QUEENSBURY ♦ The generosity of Adirondack Balloon Festival attendees will help Warren County avoid a debt from hosting the event at the county airport.
This year’s festival was the first where the county had asked festival organizers to solicit donations to defray the costs of holding the event at Warren County airport.
The response was outstanding, with more than $14,000 collected, airport Manager Ross Dubarry said.
The county had agreed to give 10 percent to volunteer groups that collected the money. Realty USA of Queensbury had staff collect donations, and the company donated its portion to the Family Services Association. VFW Post 6196 of Queeensbury also had members manning collection jars.
The county will receive more than $12,000 from the donations, and $15 “VIP” parking permits that were sold brought in another $3,045. The permits allowed holders to park directly in front of the airport terminal.
“All in all, it was very successful,” county Public Works Superintendent Jeff Tennyson said.
That money will cut into the $21,000 or so annual budget gap the county sees from paying its staff overtime to work at the event.
Dubarry and balloon festival organizer Mark Donahue said they heard few complaints about being solicited for donations, or about the brief delays that occurred as cars stopped as they pulled into the airport.

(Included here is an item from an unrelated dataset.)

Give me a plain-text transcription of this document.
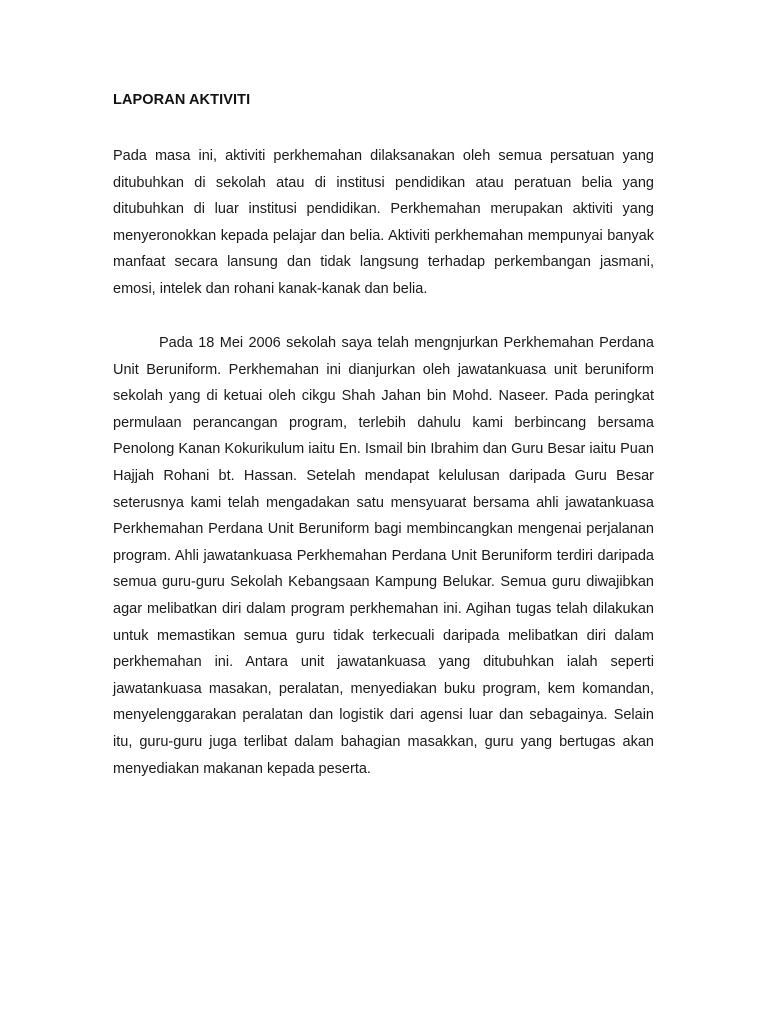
LAPORAN AKTIVITI

Pada masa ini, aktiviti perkhemahan dilaksanakan oleh semua persatuan yang ditubuhkan di sekolah atau di institusi pendidikan atau peratuan belia yang ditubuhkan di luar institusi pendidikan. Perkhemahan merupakan aktiviti yang menyeronokkan kepada pelajar dan belia. Aktiviti perkhemahan mempunyai banyak manfaat secara lansung dan tidak langsung terhadap perkembangan jasmani, emosi, intelek dan rohani kanak-kanak dan belia.

Pada 18 Mei 2006 sekolah saya telah mengnjurkan Perkhemahan Perdana Unit Beruniform. Perkhemahan ini dianjurkan oleh jawatankuasa unit beruniform sekolah yang di ketuai oleh cikgu Shah Jahan bin Mohd. Naseer. Pada peringkat permulaan perancangan program, terlebih dahulu kami berbincang bersama Penolong Kanan Kokurikulum iaitu En. Ismail bin Ibrahim dan Guru Besar iaitu Puan Hajjah Rohani bt. Hassan. Setelah mendapat kelulusan daripada Guru Besar seterusnya kami telah mengadakan satu mensyuarat bersama ahli jawatankuasa Perkhemahan Perdana Unit Beruniform bagi membincangkan mengenai perjalanan program. Ahli jawatankuasa Perkhemahan Perdana Unit Beruniform terdiri daripada semua guru-guru Sekolah Kebangsaan Kampung Belukar. Semua guru diwajibkan agar melibatkan diri dalam program perkhemahan ini. Agihan tugas telah dilakukan untuk memastikan semua guru tidak terkecuali daripada melibatkan diri dalam perkhemahan ini. Antara unit jawatankuasa yang ditubuhkan ialah seperti jawatankuasa masakan, peralatan, menyediakan buku program, kem komandan, menyelenggarakan peralatan dan logistik dari agensi luar dan sebagainya. Selain itu, guru-guru juga terlibat dalam bahagian masakkan, guru yang bertugas akan menyediakan makanan kepada peserta.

However, Donahue said some people believed that the proceeds were going to the festival, when they are not. There is no admission fee to the event, and the late founder Walt Grishkot had always insisted the event be free of charge.

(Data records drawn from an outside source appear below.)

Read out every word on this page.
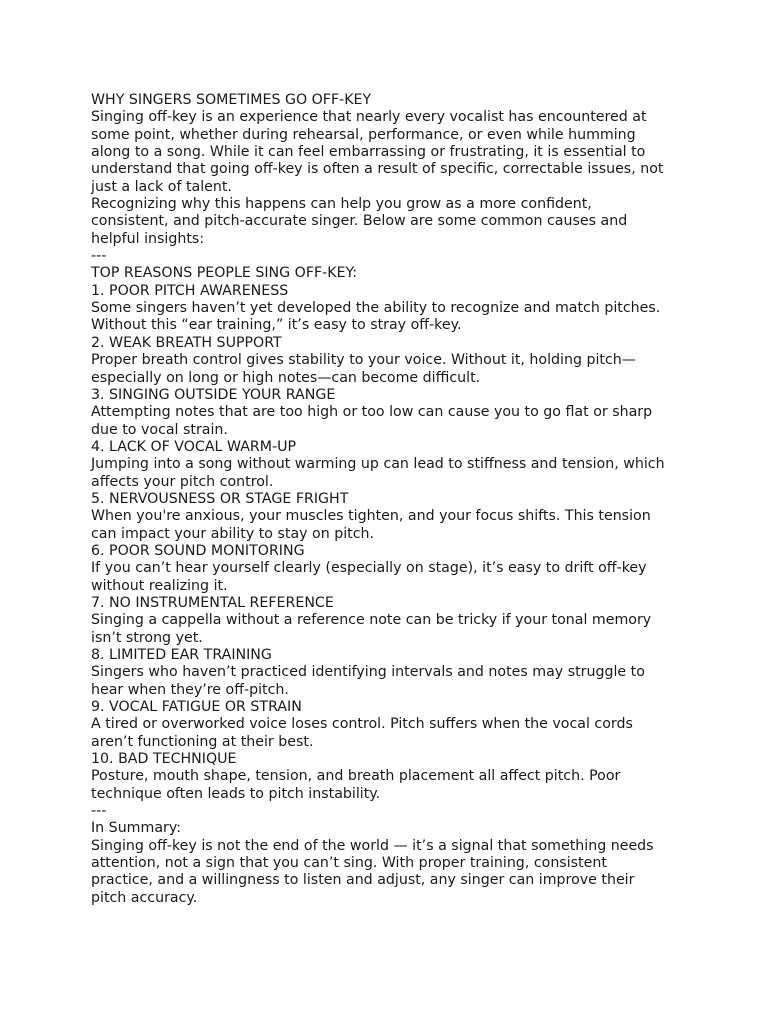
WHY SINGERS SOMETIMES GO OFF-KEY
Singing off-key is an experience that nearly every vocalist has encountered at
some point, whether during rehearsal, performance, or even while humming
along to a song. While it can feel embarrassing or frustrating, it is essential to
understand that going off-key is often a result of specific, correctable issues, not
just a lack of talent.
Recognizing why this happens can help you grow as a more confident,
consistent, and pitch-accurate singer. Below are some common causes and
helpful insights:
---
TOP REASONS PEOPLE SING OFF-KEY:
1. POOR PITCH AWARENESS
Some singers haven’t yet developed the ability to recognize and match pitches.
Without this “ear training,” it’s easy to stray off-key.
2. WEAK BREATH SUPPORT
Proper breath control gives stability to your voice. Without it, holding pitch—
especially on long or high notes—can become difficult.
3. SINGING OUTSIDE YOUR RANGE
Attempting notes that are too high or too low can cause you to go flat or sharp
due to vocal strain.
4. LACK OF VOCAL WARM-UP
Jumping into a song without warming up can lead to stiffness and tension, which
affects your pitch control.
5. NERVOUSNESS OR STAGE FRIGHT
When you're anxious, your muscles tighten, and your focus shifts. This tension
can impact your ability to stay on pitch.
6. POOR SOUND MONITORING
If you can’t hear yourself clearly (especially on stage), it’s easy to drift off-key
without realizing it.
7. NO INSTRUMENTAL REFERENCE
Singing a cappella without a reference note can be tricky if your tonal memory
isn’t strong yet.
8. LIMITED EAR TRAINING
Singers who haven’t practiced identifying intervals and notes may struggle to
hear when they’re off-pitch.
9. VOCAL FATIGUE OR STRAIN
A tired or overworked voice loses control. Pitch suffers when the vocal cords
aren’t functioning at their best.
10. BAD TECHNIQUE
Posture, mouth shape, tension, and breath placement all affect pitch. Poor
technique often leads to pitch instability.
---
In Summary:
Singing off-key is not the end of the world — it’s a signal that something needs
attention, not a sign that you can’t sing. With proper training, consistent
practice, and a willingness to listen and adjust, any singer can improve their
pitch accuracy.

“The public thinks we’re seeing a penny of it, when we’re not,” he said.
Donahue said he believed the county could have sold more parking permits if they were easier to acquire. Most people had to drive to the county Department of Public Works building in Warrensburg to get them, and he said he hoped the county could offer them earlier and in a more convenient location.
Donahue said he would also like to see the county staff its tourism kiosk at the airport, because many who visited it were going to the festival’s souvenir tent seeking tourism information that festival staff couldn’t answer.
The festival drew record crowds to Friday night’s launch, and Donahue said the exodus from the airport went well when the Saturday afternoon launch was canceled amid bad thunderstorms.
“We got 25,000 to 30,000 people out of there quickly. It seemed to work pretty well,” he said.